Over the past 5 to 10 years it is European scientists who have taken the lead in this effort with the construction of what it is hoped will be the world’s first fully operational fusion power plant. Named the International Thermonuclear Experimental Reactor (ITER) the plant’s construction in southern France has now reached the halfway point and it is possible that the first plasma ignition could occur by 2025 with full energy production by 2030. The image below shows the ITER reactor building under construction.

ITER Reactor Building under Construction (Credit: ITER)

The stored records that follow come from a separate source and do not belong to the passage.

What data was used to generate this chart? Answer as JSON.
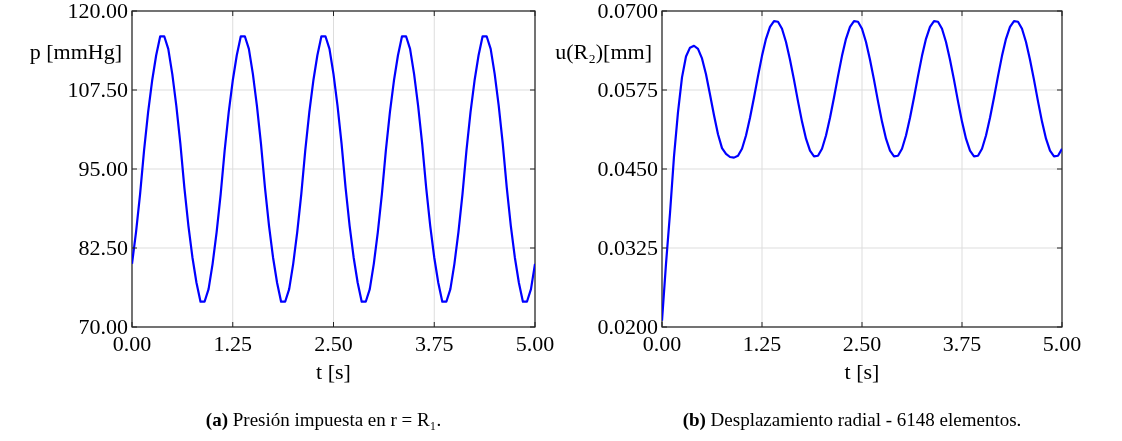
{
  "chart_data": [
    {
      "type": "line",
      "xlabel": "t [s]",
      "ylabel": "p [mmHg]",
      "grid": true,
      "annotations": [
        "(a) Presión impuesta en r = R₁."
      ],
      "xlim": [
        0,
        5
      ],
      "xticks": [
        {
          "value": 0,
          "label": "0.00"
        },
        {
          "value": 1.25,
          "label": "1.25"
        },
        {
          "value": 2.5,
          "label": "2.50"
        },
        {
          "value": 3.75,
          "label": "3.75"
        },
        {
          "value": 5,
          "label": "5.00"
        }
      ],
      "ylim": [
        70,
        120
      ],
      "yticks": [
        {
          "value": 70,
          "label": "70.00"
        },
        {
          "value": 82.5,
          "label": "82.50"
        },
        {
          "value": 95,
          "label": "95.00"
        },
        {
          "value": 107.5,
          "label": "107.50"
        },
        {
          "value": 120,
          "label": "120.00"
        }
      ],
      "x": [
        0,
        0.05,
        0.1,
        0.15,
        0.2,
        0.25,
        0.3,
        0.35,
        0.4,
        0.45,
        0.5,
        0.55,
        0.6,
        0.65,
        0.7,
        0.75,
        0.8,
        0.85,
        0.9,
        0.95,
        1,
        1.05,
        1.1,
        1.15,
        1.2,
        1.25,
        1.3,
        1.35,
        1.4,
        1.45,
        1.5,
        1.55,
        1.6,
        1.65,
        1.7,
        1.75,
        1.8,
        1.85,
        1.9,
        1.95,
        2,
        2.05,
        2.1,
        2.15,
        2.2,
        2.25,
        2.3,
        2.35,
        2.4,
        2.45,
        2.5,
        2.55,
        2.6,
        2.65,
        2.7,
        2.75,
        2.8,
        2.85,
        2.9,
        2.95,
        3,
        3.05,
        3.1,
        3.15,
        3.2,
        3.25,
        3.3,
        3.35,
        3.4,
        3.45,
        3.5,
        3.55,
        3.6,
        3.65,
        3.7,
        3.75,
        3.8,
        3.85,
        3.9,
        3.95,
        4,
        4.05,
        4.1,
        4.15,
        4.2,
        4.25,
        4.3,
        4.35,
        4.4,
        4.45,
        4.5,
        4.55,
        4.6,
        4.65,
        4.7,
        4.75,
        4.8,
        4.85,
        4.9,
        4.95,
        5
      ],
      "series": [
        {
          "color": "#0000ff",
          "values": [
            80,
            85,
            91,
            98,
            104,
            109,
            113,
            116,
            116,
            114,
            110,
            105,
            99,
            92,
            86,
            81,
            77,
            74,
            74,
            76,
            80,
            85,
            91,
            98,
            104,
            109,
            113,
            116,
            116,
            114,
            110,
            105,
            99,
            92,
            86,
            81,
            77,
            74,
            74,
            76,
            80,
            85,
            91,
            98,
            104,
            109,
            113,
            116,
            116,
            114,
            110,
            105,
            99,
            92,
            86,
            81,
            77,
            74,
            74,
            76,
            80,
            85,
            91,
            98,
            104,
            109,
            113,
            116,
            116,
            114,
            110,
            105,
            99,
            92,
            86,
            81,
            77,
            74,
            74,
            76,
            80,
            85,
            91,
            98,
            104,
            109,
            113,
            116,
            116,
            114,
            110,
            105,
            99,
            92,
            86,
            81,
            77,
            74,
            74,
            76,
            80
          ]
        }
      ]
    },
    {
      "type": "line",
      "xlabel": "t [s]",
      "ylabel": "u(R₂)[mm]",
      "grid": true,
      "annotations": [
        "(b) Desplazamiento radial - 6148 elementos."
      ],
      "xlim": [
        0,
        5
      ],
      "xticks": [
        {
          "value": 0,
          "label": "0.00"
        },
        {
          "value": 1.25,
          "label": "1.25"
        },
        {
          "value": 2.5,
          "label": "2.50"
        },
        {
          "value": 3.75,
          "label": "3.75"
        },
        {
          "value": 5,
          "label": "5.00"
        }
      ],
      "ylim": [
        0.02,
        0.07
      ],
      "yticks": [
        {
          "value": 0.02,
          "label": "0.0200"
        },
        {
          "value": 0.0325,
          "label": "0.0325"
        },
        {
          "value": 0.045,
          "label": "0.0450"
        },
        {
          "value": 0.0575,
          "label": "0.0575"
        },
        {
          "value": 0.07,
          "label": "0.0700"
        }
      ],
      "x": [
        0,
        0.05,
        0.1,
        0.15,
        0.2,
        0.25,
        0.3,
        0.35,
        0.4,
        0.45,
        0.5,
        0.55,
        0.6,
        0.65,
        0.7,
        0.75,
        0.8,
        0.85,
        0.9,
        0.95,
        1,
        1.05,
        1.1,
        1.15,
        1.2,
        1.25,
        1.3,
        1.35,
        1.4,
        1.45,
        1.5,
        1.55,
        1.6,
        1.65,
        1.7,
        1.75,
        1.8,
        1.85,
        1.9,
        1.95,
        2,
        2.05,
        2.1,
        2.15,
        2.2,
        2.25,
        2.3,
        2.35,
        2.4,
        2.45,
        2.5,
        2.55,
        2.6,
        2.65,
        2.7,
        2.75,
        2.8,
        2.85,
        2.9,
        2.95,
        3,
        3.05,
        3.1,
        3.15,
        3.2,
        3.25,
        3.3,
        3.35,
        3.4,
        3.45,
        3.5,
        3.55,
        3.6,
        3.65,
        3.7,
        3.75,
        3.8,
        3.85,
        3.9,
        3.95,
        4,
        4.05,
        4.1,
        4.15,
        4.2,
        4.25,
        4.3,
        4.35,
        4.4,
        4.45,
        4.5,
        4.55,
        4.6,
        4.65,
        4.7,
        4.75,
        4.8,
        4.85,
        4.9,
        4.95,
        5
      ],
      "series": [
        {
          "color": "#0000ff",
          "values": [
            0.021,
            0.03,
            0.038,
            0.047,
            0.054,
            0.0595,
            0.0628,
            0.0642,
            0.0645,
            0.064,
            0.0625,
            0.06,
            0.0568,
            0.0535,
            0.0505,
            0.0483,
            0.0474,
            0.0469,
            0.0468,
            0.0471,
            0.0482,
            0.0503,
            0.0531,
            0.0563,
            0.0597,
            0.0629,
            0.0656,
            0.0675,
            0.0684,
            0.0683,
            0.0672,
            0.0651,
            0.0623,
            0.0591,
            0.0557,
            0.0525,
            0.0498,
            0.0479,
            0.047,
            0.0471,
            0.0482,
            0.0503,
            0.0531,
            0.0563,
            0.0597,
            0.0629,
            0.0656,
            0.0675,
            0.0684,
            0.0683,
            0.0672,
            0.0651,
            0.0623,
            0.0591,
            0.0557,
            0.0525,
            0.0498,
            0.0479,
            0.047,
            0.0471,
            0.0482,
            0.0503,
            0.0531,
            0.0563,
            0.0597,
            0.0629,
            0.0656,
            0.0675,
            0.0684,
            0.0683,
            0.0672,
            0.0651,
            0.0623,
            0.0591,
            0.0557,
            0.0525,
            0.0498,
            0.0479,
            0.047,
            0.0471,
            0.0482,
            0.0503,
            0.0531,
            0.0563,
            0.0597,
            0.0629,
            0.0656,
            0.0675,
            0.0684,
            0.0683,
            0.0672,
            0.0651,
            0.0623,
            0.0591,
            0.0557,
            0.0525,
            0.0498,
            0.0479,
            0.047,
            0.0471,
            0.0482
          ]
        }
      ]
    }
  ]
}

The type of fusion reactor that ITER will use to produce its energy is known as a Tokamak design that employs a doughnut shaped ring of electromagnets 300,000 times stronger than Earth’s magnetic field. This powerful magnetic field is needed in order to contain the 150 million degree hot, electrically charged plasma in which the fusion reaction takes place. The image below illustrates how a Tokamak reactor works.

Elements of a Tokamak Fusion Reactor (Credit: PD)

Thirty-six nations are contributing to the $26 billion dollar cost of ITER with the European Union paying about half. Once ITER is completed humanity will have a new star, a second sun of its own creation right here on Earth providing almost limitless clean energy.

 

Or maybe it could happen sooner. That’s what a team of researchers led by physicist Heinrich Hora of the University of South Wales in Australia hope to demonstrate with a new formula for the fusion reaction.

The Doctor Hora and his team point out that the Tokamak/Plasma style of fusion reactor like that at ITER has two big drawbacks that are the main reason it has taken practical fusion so long to be achieved. First: the fusion reactions in a Tokamak produce large numbers of neutrons, which can escape from the magnetic field carrying a substantial fraction of the energy produced away with them. Second: the energy produced in a Tokamak cannot be directly converted into electricity, it must be used first as heat to generate steam that then drive an electric generator, with a substantial fraction of the energy wasted in each step.

What Doctor Hora and his team suggest instead is a reaction where a single hydrogen atom, really just a single proton, fuses with an isotope of the element Boron, Boron-11. This reaction would produce three nuclei of helium with no escaping neutrons and since the helium nuclei would be ionized the charged particles could then be directly turned into electricity.

The experimental setup the researchers suggest is to have a small sphere of boron-11 in a hydrogen gas. Powerful lasers are then used to literally drive the hydrogen’s protons into the boron nuclei producing fusion and releasing energy.

While no experimental tests of the reaction have been conducted so far Doctor Hora hopes to begin labouratory tests soon. If the reaction proves to be practical a hydrogen-boron reactor could be a simpler and cheaper alternative to achieving practical fusion energy.